Darlene smiled. It was a tight, practiced smile, the kind built specifically for questions it had no intention of answering. “I told you. Nothing. Just looking around is all.”
A small silence settled over the shop, the kind filled with the soft clinking of bottles and the distant sound of Ida doing something at the gourmet shelf that involved very careful deliberation.
Helen, who had been examining a handwritten wine card with polite interest, looked up. “It must be a nice memory though. The three of you up in that attic. June, you, and Margo.”
Something moved across Darlene’s face — there and gone, too fast to name. “Long time ago,” she said.

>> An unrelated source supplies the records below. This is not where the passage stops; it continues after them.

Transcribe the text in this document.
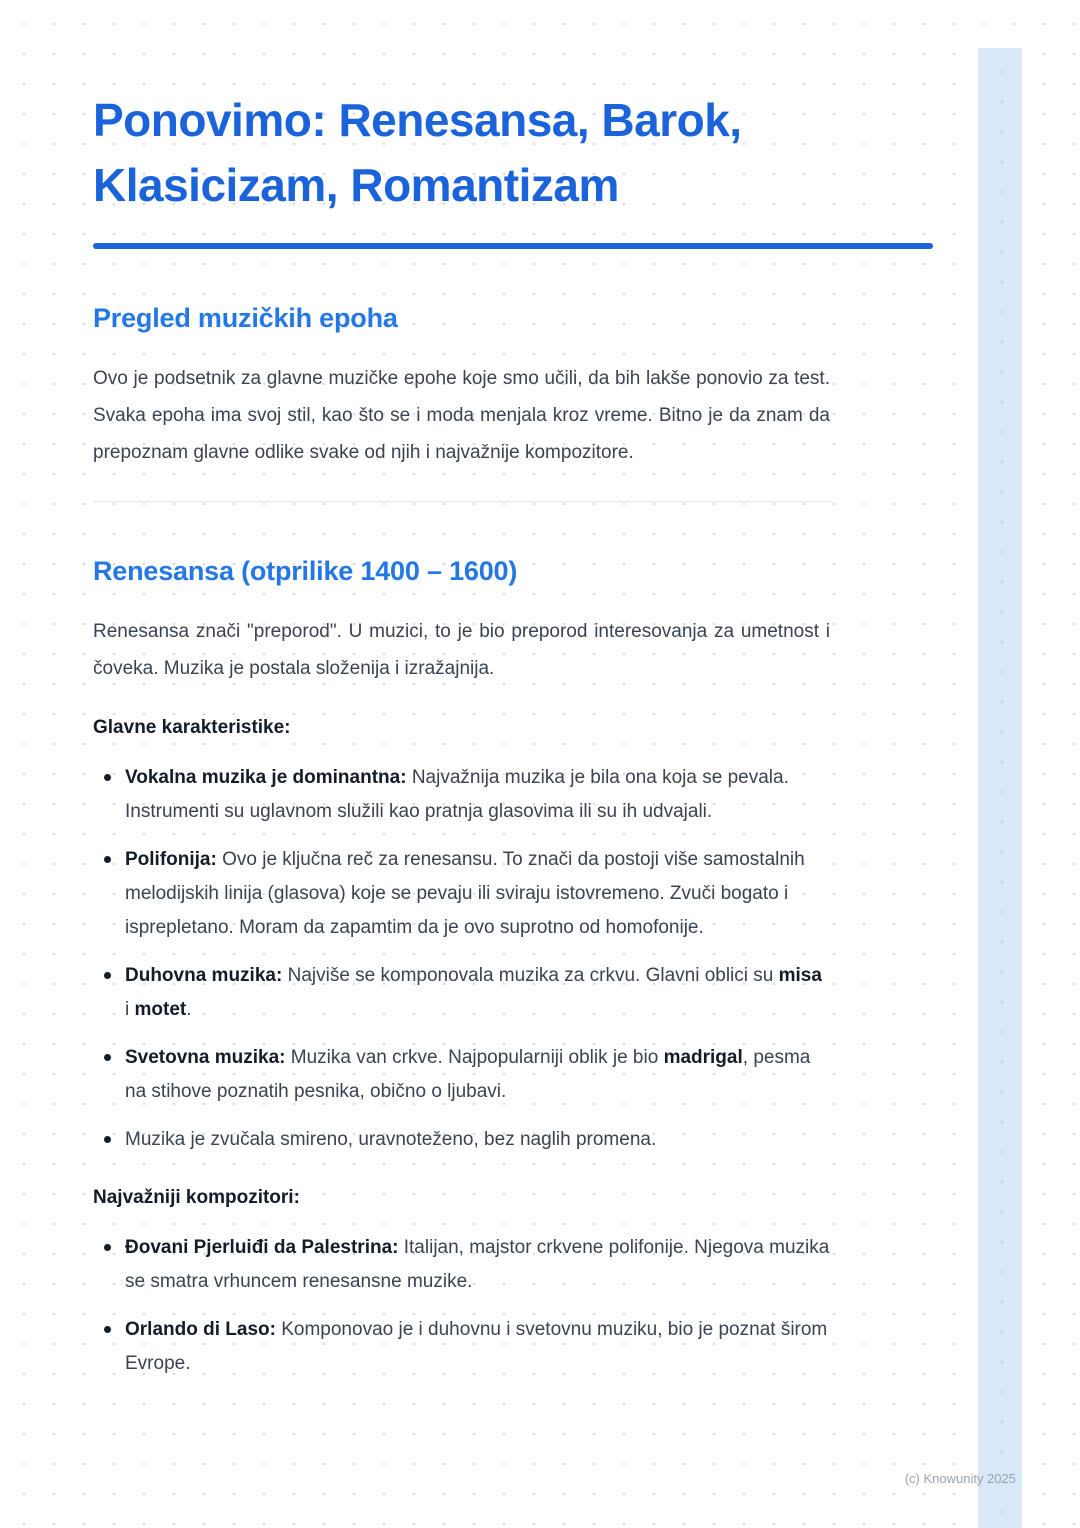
Ponovimo: Renesansa, Barok, Klasicizam, Romantizam
Pregled muzičkih epoha

Ovo je podsetnik za glavne muzičke epohe koje smo učili, da bih lakše ponovio za test. Svaka epoha ima svoj stil, kao što se i moda menjala kroz vreme. Bitno je da znam da prepoznam glavne odlike svake od njih i najvažnije kompozitore.

Renesansa (otprilike 1400 – 1600)

Renesansa znači "preporod". U muzici, to je bio preporod interesovanja za umetnost i čoveka. Muzika je postala složenija i izražajnija.

Glavne karakteristike:

Vokalna muzika je dominantna: Najvažnija muzika je bila ona koja se pevala. Instrumenti su uglavnom služili kao pratnja glasovima ili su ih udvajali.
Polifonija: Ovo je ključna reč za renesansu. To znači da postoji više samostalnih melodijskih linija (glasova) koje se pevaju ili sviraju istovremeno. Zvuči bogato i isprepletano. Moram da zapamtim da je ovo suprotno od homofonije.
Duhovna muzika: Najviše se komponovala muzika za crkvu. Glavni oblici su misa i motet.
Svetovna muzika: Muzika van crkve. Najpopularniji oblik je bio madrigal, pesma na stihove poznatih pesnika, obično o ljubavi.
Muzika je zvučala smireno, uravnoteženo, bez naglih promena.

Najvažniji kompozitori:

Đovani Pjerluiđi da Palestrina: Italijan, majstor crkvene polifonije. Njegova muzika se smatra vrhuncem renesansne muzike.
Orlando di Laso: Komponovao je i duhovnu i svetovnu muziku, bio je poznat širom Evrope.
(c) Knowunity 2025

“People don’t always forget the things they found in old attics,” Helen said, gently, to no one in particular.
Darlene picked up the now-empty carton and crushed it flat against her knee in one clean motion. “I need to get the next case,” she said, and went back through the storeroom door.
Ida materialized at the counter. She set down three cheeses fanned out like a hand of cards, two kinds of crackers stacked beside them with architectural precision, and then placed a small jar at the front with particular ceremony.
“Fig jam,” she said. “For the investigation.”
Everyone looked at the jar.
“How is fig jam for the investigation?” Ruth asked.
“It creates a relaxed atmosphere,” Ida said. “People talk more when there’s a nice cheese board.”
“There isn’t going to be a cheese board.”
“There could be.”
Darlene came back through the door with another carton, took one look at the counter, and set it down with more force than strictly necessary. “Will that be all?”
“Yes, thank you,” Nans said warmly. “You’ve been very helpful.”
Darlene’s expression suggested she very much doubted that.
Outside, the afternoon air was sharp after the cool of the shop. Ida had the crackers open before they reached the corner, working the packaging with the focused efficiency of someone who had been patient long enough.
Ruth waited until they were halfway down the block. “Did you see that?” she said. “She hauled two cartons of cabernet like they were grocery bags. Crushed a cardboard box with her knee without blinking.”
“I noticed,” Nans said.
“She’s got the upper body strength to crack a skull.”
“She was nervous,” Ida said, getting the first cracker to her mouth at last. She chewed. Nodded. “These are good.”
“She did seem nervous,” Nans agreed.
They walked in silence for a moment, the kind that settles when everyone is thinking the same thing and waiting to see who says it first.
Ida reached into the bag for the triple cream brie and examined it with the seriousness it deserved. “If she’s innocent,” she said, “I’ll eat this entire brie by myself.”
Ruth looked at her. “You were going to do that anyway.”
Ida considered this. “That’s fair,” she said, and started looking in her purse for something to spread it with.